Patrons: The investors and early customers — often established corporate titans or businesses — determined to help grow startups. They can attract those entrepreneurs with the ideas and energy to create new products and services that people need. They understand a rising tide of innovation can float all boats. Again, if they are not stepping up, seek them out and convince them to help.
Pioneers: The leaders and founders of early stage companies who are navigating the unknown and have achieved a certain level of success and credibility. While they are focused on building their own businesses, they are the magnets that attract other entrepreneurs. Use them to share their experience with the support and infrastructure available to help them succeed. These pioneers make the case better than any simple promotional brochure ever could.

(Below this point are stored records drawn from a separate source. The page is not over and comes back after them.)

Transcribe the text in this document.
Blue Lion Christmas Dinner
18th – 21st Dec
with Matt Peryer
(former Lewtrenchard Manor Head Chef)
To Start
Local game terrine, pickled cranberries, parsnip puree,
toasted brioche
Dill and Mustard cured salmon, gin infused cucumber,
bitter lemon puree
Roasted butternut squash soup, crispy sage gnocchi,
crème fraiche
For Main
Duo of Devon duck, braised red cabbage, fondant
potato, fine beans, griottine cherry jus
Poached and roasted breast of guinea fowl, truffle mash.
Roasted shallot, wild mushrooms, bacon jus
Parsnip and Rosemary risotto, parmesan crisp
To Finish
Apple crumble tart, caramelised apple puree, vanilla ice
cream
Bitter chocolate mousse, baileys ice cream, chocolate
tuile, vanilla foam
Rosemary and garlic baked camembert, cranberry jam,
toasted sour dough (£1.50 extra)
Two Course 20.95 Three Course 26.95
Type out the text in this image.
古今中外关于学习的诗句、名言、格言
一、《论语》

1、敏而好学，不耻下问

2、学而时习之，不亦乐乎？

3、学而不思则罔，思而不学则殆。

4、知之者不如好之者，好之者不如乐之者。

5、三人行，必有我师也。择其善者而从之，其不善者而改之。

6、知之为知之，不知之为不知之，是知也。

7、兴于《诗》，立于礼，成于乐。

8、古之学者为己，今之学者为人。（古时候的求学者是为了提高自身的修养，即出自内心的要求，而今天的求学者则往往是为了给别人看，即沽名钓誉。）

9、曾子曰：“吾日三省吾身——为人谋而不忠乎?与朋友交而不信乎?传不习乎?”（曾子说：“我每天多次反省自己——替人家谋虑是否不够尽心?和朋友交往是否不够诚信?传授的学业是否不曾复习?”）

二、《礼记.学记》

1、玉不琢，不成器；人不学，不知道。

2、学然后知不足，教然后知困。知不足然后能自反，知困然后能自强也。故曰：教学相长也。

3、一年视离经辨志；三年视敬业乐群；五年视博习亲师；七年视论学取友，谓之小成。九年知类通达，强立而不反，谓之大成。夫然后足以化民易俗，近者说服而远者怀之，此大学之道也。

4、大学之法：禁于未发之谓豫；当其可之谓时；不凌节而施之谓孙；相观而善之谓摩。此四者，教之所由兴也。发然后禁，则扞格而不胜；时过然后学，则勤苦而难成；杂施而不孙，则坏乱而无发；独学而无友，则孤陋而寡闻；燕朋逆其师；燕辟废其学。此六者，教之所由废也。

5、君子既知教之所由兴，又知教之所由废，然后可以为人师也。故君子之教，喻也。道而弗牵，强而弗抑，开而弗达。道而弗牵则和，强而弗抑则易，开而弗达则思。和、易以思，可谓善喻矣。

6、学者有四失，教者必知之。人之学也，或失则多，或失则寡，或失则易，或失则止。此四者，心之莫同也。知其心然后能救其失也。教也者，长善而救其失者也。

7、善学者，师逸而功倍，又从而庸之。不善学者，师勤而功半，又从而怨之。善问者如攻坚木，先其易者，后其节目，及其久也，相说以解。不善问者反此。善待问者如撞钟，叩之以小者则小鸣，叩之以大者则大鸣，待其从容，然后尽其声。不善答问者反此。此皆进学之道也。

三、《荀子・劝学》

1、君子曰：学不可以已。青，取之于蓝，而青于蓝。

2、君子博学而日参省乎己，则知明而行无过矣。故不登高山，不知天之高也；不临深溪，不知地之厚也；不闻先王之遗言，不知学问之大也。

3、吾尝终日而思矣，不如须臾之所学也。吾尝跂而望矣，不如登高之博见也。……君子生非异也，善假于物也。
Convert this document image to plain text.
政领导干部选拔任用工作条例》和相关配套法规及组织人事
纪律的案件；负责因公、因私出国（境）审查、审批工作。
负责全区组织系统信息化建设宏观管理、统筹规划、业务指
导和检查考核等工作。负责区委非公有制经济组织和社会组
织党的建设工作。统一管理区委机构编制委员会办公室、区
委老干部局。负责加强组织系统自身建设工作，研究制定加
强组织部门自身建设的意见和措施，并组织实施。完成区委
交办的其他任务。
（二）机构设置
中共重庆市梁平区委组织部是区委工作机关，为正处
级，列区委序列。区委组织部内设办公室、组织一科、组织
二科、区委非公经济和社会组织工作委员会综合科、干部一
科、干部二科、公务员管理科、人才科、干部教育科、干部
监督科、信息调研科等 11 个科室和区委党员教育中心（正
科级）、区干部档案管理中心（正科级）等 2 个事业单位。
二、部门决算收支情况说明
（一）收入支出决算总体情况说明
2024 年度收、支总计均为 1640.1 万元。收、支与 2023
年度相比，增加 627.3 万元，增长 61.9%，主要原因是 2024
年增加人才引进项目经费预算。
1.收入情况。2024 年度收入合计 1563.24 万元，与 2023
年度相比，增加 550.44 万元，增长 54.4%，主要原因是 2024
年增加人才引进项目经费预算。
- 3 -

Professionals: The developer, designers, and hustlers, the expert believers, who populate the companies built by pioneers and make invaluable contributions to a community. Highly paid, highly skilled employees, they do everything from improving the quality of local schools to adding to the bottom line of nearby businesses that happen to offer a service they need. Practitioners are also future pioneers in training, so it makes even more sense to provide them with an environment that makes them feel as if they can grow their skills, rather than go elsewhere to evolve.
Partners: The attorneys, accountants and even public officials whose support, services and networking capabilities can help newcomers. Sometimes they provide their services in exchange for tiny equity positions to help young companies thrive. Every dollar is precious to a startup so this professional help can be the difference between success and failure.
Every community has this store of human capital. It’s merely a matter of identifying the five P’s, knowing who plays what role and getting them to commit to a common vision.
Seeing this at work
Ann Arbor, Michigan, is a classic example of how you build an entrepreneurial ecosystem. Known mostly as a small college town, it has benefited from the University of Michigan as an incubator for talent and ideas and for a couple decades now has attracted and propagated entrepreneurs.
Recently, Cisco acquired the local cybersecurity startup Duo Security for $2.35 billion. Duo was Michigan’s first unicorn and employed nearly 350 people locally and double that worldwide. Its founders and employees are expected to stay in Ann Arbor to seed other startups — exactly what you need from pioneers and professionals to keep growing.
In Indianapolis, ExactTarget, a marketing software firm, was bought in 2013 by Salesforce for $2.5 billion, still the largest acquisition in the region’s startup history. ExactTarget co-founder Steve Dorsey leveraged that exit and founded High Alpha, a venture fund that has invested in more than two dozen area startups. As an angel investor, he has personally seeded many more local companies. His partner Chris Baggott has started and sold another company already and gone on to create several more, including ClusterTruck, a successful food-delivery service.
The successes in Indianapolis have lured other venture funds like Battery Ventures, which has invested more than $100 million in local startups. Salesforce built and opened its second largest global headquarters in Indianapolis with more than 2,000 employees. Throw in tax incentives and networking support from state and local governments and you get a red hot innovation hub.
Heartland cities like Indianapolis, Ann Arbor, Pittsburgh and Cincinnati, among others, are figuring out what it takes to compete in the innovation and talent arena. Cities that want to create innovation centers that last need to do like them and embrace the power of the five Ps.